Garry Smits gets ahold of John Daly's PGA Tour file on the eve of Daly's positively horrific-sounding reality show. The file became public record after Daly sued Morris Publishing in 2005, and it "became part of the court file after Daly dropped his appeal last fall of a summary judgment issued in favor of Morris on March 23, 2009, and after Daly was ordered to pay Morris’ attorney fees."

The PGA Tour ordered John Daly to undergo counseling or enter alcohol rehabilitation centers seven times, once disciplined him for hitting golf shots off the top of a beer can during a pro-am and cited him 21 times for “failure to give best efforts,” during Tour events.

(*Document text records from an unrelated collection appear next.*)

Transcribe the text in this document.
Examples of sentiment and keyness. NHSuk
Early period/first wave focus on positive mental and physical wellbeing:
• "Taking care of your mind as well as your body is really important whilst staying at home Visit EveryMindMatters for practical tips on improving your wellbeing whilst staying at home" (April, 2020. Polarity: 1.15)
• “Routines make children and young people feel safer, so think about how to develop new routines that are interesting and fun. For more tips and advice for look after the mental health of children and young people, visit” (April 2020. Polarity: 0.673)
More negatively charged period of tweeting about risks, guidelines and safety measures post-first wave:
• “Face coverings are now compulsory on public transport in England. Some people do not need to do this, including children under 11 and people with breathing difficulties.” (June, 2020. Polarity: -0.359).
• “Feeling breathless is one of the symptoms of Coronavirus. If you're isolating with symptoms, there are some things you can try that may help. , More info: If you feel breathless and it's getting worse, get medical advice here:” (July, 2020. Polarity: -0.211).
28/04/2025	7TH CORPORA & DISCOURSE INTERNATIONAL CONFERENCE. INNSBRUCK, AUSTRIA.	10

Daly has also been accused of nearly hitting an Alcohol, Tobacco and Firearms agent after failing to stop his car at a security checkpoint at the 2005 U.S. Open in Pinehurst, N.C., and of launching golf balls over the heads of spectators who were sitting in the bleachers during a 1993 golf clinic, according to the PGA Tour’s confidential personnel file on Daly.

Now this is just funny...

Eventually, his personnel file at the PGA Tour swelled to 456 pages, with incidents covering 18 years, through the fall of 2008. Daly was fined nearly $100,000 during that span, suspended from the Tour five times, placed on probation six times, cited 11 times for “conduct unbecoming a professional” and 21 times for “failure to give best efforts.”